Saturday, September 25, 2010

The writing process: "All I write is crap!"

One of the primary hurdles for my students is that they're afraid to write crap. They sit there, pen in hand (I insist on pen-to-paper for that first raw rough draft), before the blank page and mentally wrestle with what will go on paper. Some have said that they worry what they say will be dumb, or crappy, or totally not what they had in their minds. This worry prevents them from doing any kind of writing --crappy or otherwise.

I've encouraged them to just write the crap --get it out of their systems and onto the page, not worrying about whether or not it'll win the Pulitzer, or if it even fulfills the assignment. Writing anything down is always the first step. The real work is in revision. But I'm getting ahead of myself.

To show that even people who have been writing for a while write crap, I shared this result of the in-class writing exercise we did yesterday:

"First" [dumb title]

Walking along the edge of the Hudson River,
we tried to count the lit windows of office buildings
--the stars of Manhattan--
tried to locate our building
where we first met
on the corner of 56th and Madison
in the cool April air
where we masqueraded as ad execs
but shed those selves at night
that night when you sliced a mango
and kissed me pink

[ugh! how awful!]

The exercise was to write about a personal first experience and to include the name of a river you know, a color, a city, a street, a fruit, a month and a job.

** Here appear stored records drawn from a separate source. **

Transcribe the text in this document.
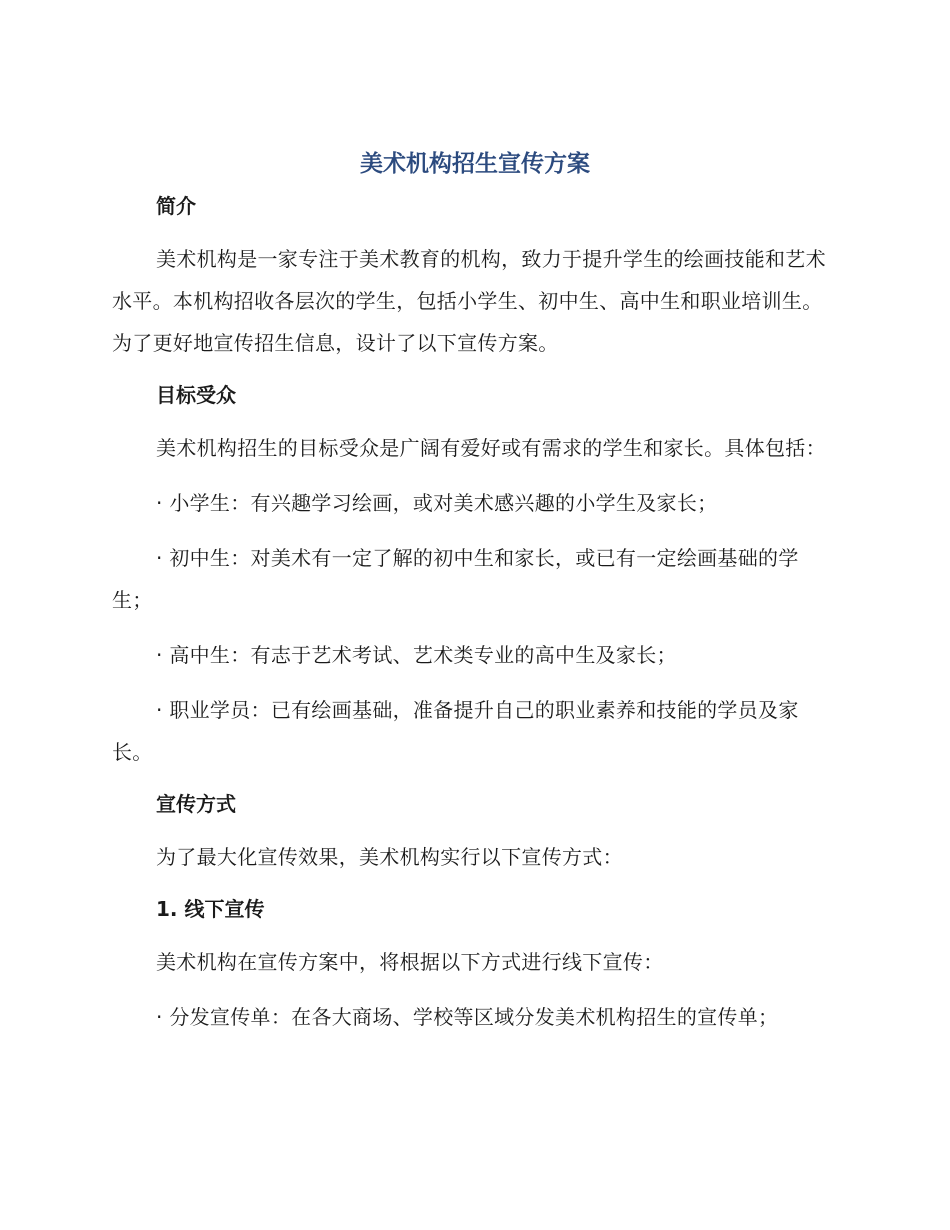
美术机构招生宣传方案
简介
美术机构是一家专注于美术教育的机构，致力于提升学生的绘画技能和艺术水平。本机构招收各层次的学生，包括小学生、初中生、高中生和职业培训生。为了更好地宣传招生信息，设计了以下宣传方案。
目标受众
美术机构招生的目标受众是广阔有爱好或有需求的学生和家长。具体包括：
· 小学生：有兴趣学习绘画，或对美术感兴趣的小学生及家长；
· 初中生：对美术有一定了解的初中生和家长，或已有一定绘画基础的学生；
· 高中生：有志于艺术考试、艺术类专业的高中生及家长；
· 职业学员：已有绘画基础，准备提升自己的职业素养和技能的学员及家长。
宣传方式
为了最大化宣传效果，美术机构实行以下宣传方式：
1. 线下宣传
美术机构在宣传方案中，将根据以下方式进行线下宣传：
· 分发宣传单：在各大商场、学校等区域分发美术机构招生的宣传单；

I hope, at the very least, this gave my students permission to write anything, no matter how crappy, or, even, unexpectedly stellar.

So what about you? Any thoughts on writing crap? Any examples you'd like to share that illustrates a crappy first draft polished into something fantastic?

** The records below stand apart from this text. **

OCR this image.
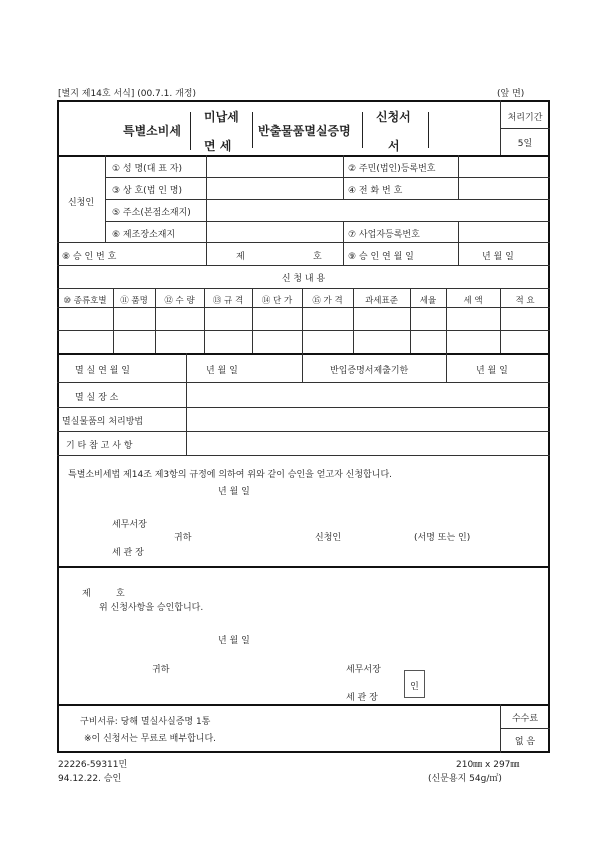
[별지 제14호 서식] (00.7.1. 개정)	(앞 면)
특별소비세
미납세
면 세
반출물품멸실증명
신청서
서
처리기간
5일
신청인
① 성 명(대 표 자)	② 주민(법인)등록번호
③ 상 호(법 인 명)	④ 전 화 번 호
⑤ 주소(본점소재지)
⑥ 제조장소재지	⑦ 사업자등록번호
⑧ 승 인 번 호	제	호	⑨ 승 인 연 월 일	년 월 일
신 청 내 용
⑩ 종류호별	⑪ 품명	⑫ 수 량	⑬ 규 격	⑭ 단 가	⑮ 가 격	과세표준	세율	세 액	적 요
멸 실 연 월 일	년 월 일	반입증명서제출기한	년 월 일
멸 실 장 소
멸실물품의 처리방법
기 타 참 고 사 항
특별소비세법 제14조 제3항의 규정에 의하여 위와 같이 승인을 얻고자 신청합니다.
년 월 일
세무서장
귀하	신청인	(서명 또는 인)
세 관 장
제	호
위 신청사항을 승인합니다.
년 월 일
귀하	세무서장
세 관 장
인
구비서류: 당해 멸실사실증명 1통
※이 신청서는 무료로 배부합니다.
수수료
없 음
22226-59311민
94.12.22. 승인
210㎜ x 297㎜
(신문용지 54g/㎡)
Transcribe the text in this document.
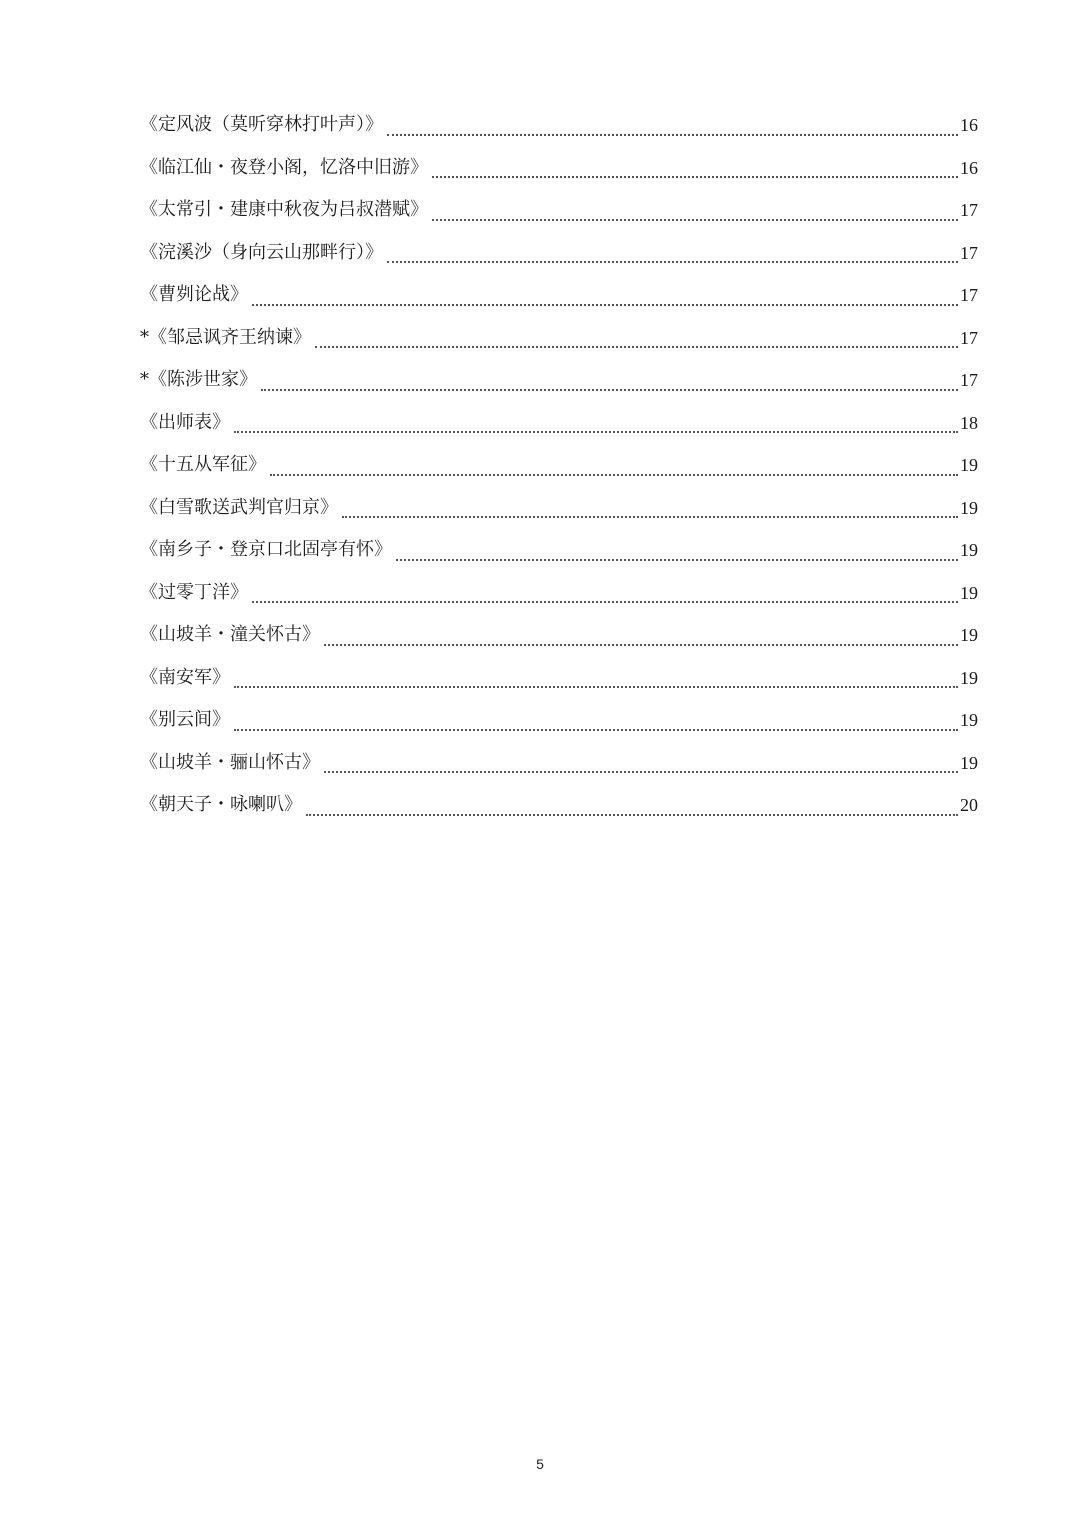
《定风波（莫听穿林打叶声）》	16
《临江仙・夜登小阁，忆洛中旧游》	16
《太常引・建康中秋夜为吕叔潜赋》	17
《浣溪沙（身向云山那畔行）》	17
《曹刿论战》	17
*《邹忌讽齐王纳谏》	17
*《陈涉世家》	17
《出师表》	18
《十五从军征》	19
《白雪歌送武判官归京》	19
《南乡子・登京口北固亭有怀》	19
《过零丁洋》	19
《山坡羊・潼关怀古》	19
《南安军》	19
《别云间》	19
《山坡羊・骊山怀古》	19
《朝天子・咏喇叭》	20
5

Friday, September 24, 2010

The writing process

Ah, the good old topic of process. It never gets old, does it?

Today, we talked about the writing process, specifically the daily writing. I have my students commit to daily writing --it doesn't have to be long; it can be as short as 10 minutes or as long as, well, as they feel like. I have no way of checking their work, but that's not the point. Those who are committed to developing and improving their writing skills will practice daily.

I checked in with the class today, to see how the writing was going. The problem that some are having with the daily writing is that it's repetitive. Some are writing about the same things: what went on in their days, who did what, etc. Nothing new was really happening --both in their daily lives and in their writing. I made a few suggestions on how to change it up, but I wanted to start out my first post by asking you, my audience, for some ways to approach the practice and exercise of daily writing.

What've you got?

An experiment: the blog as a teaching tool

So here's the idea: use the blog as a teaching tool to continue classroom discussions and open them up to the rest of the world (specifically, the literary community who reads this blog). Imagine that: using the "outside" world as a source of education! I'm excited!

I've just sent an e-announcement to my students informing them of this new adventure and have invited them to post their thoughts in the comments section of this blog. I would really appreciate it if you, dear readers, could also contribute to our discussions.

I know it's been quite some time since this Show has been on the air & I wonder: do I still have an audience? Well, instead of wondering, why not create a new one? I'll post invites to FB and see what happens.

I have no idea what will happen, but let's just go for it and find out!

Won't you join us?

[As an FYI: this is for my Introduction to Creative Writing course, which covers poetry, fiction, and this year, screenwriting. Oh, and I teach at Rutgers-New Brunswick.]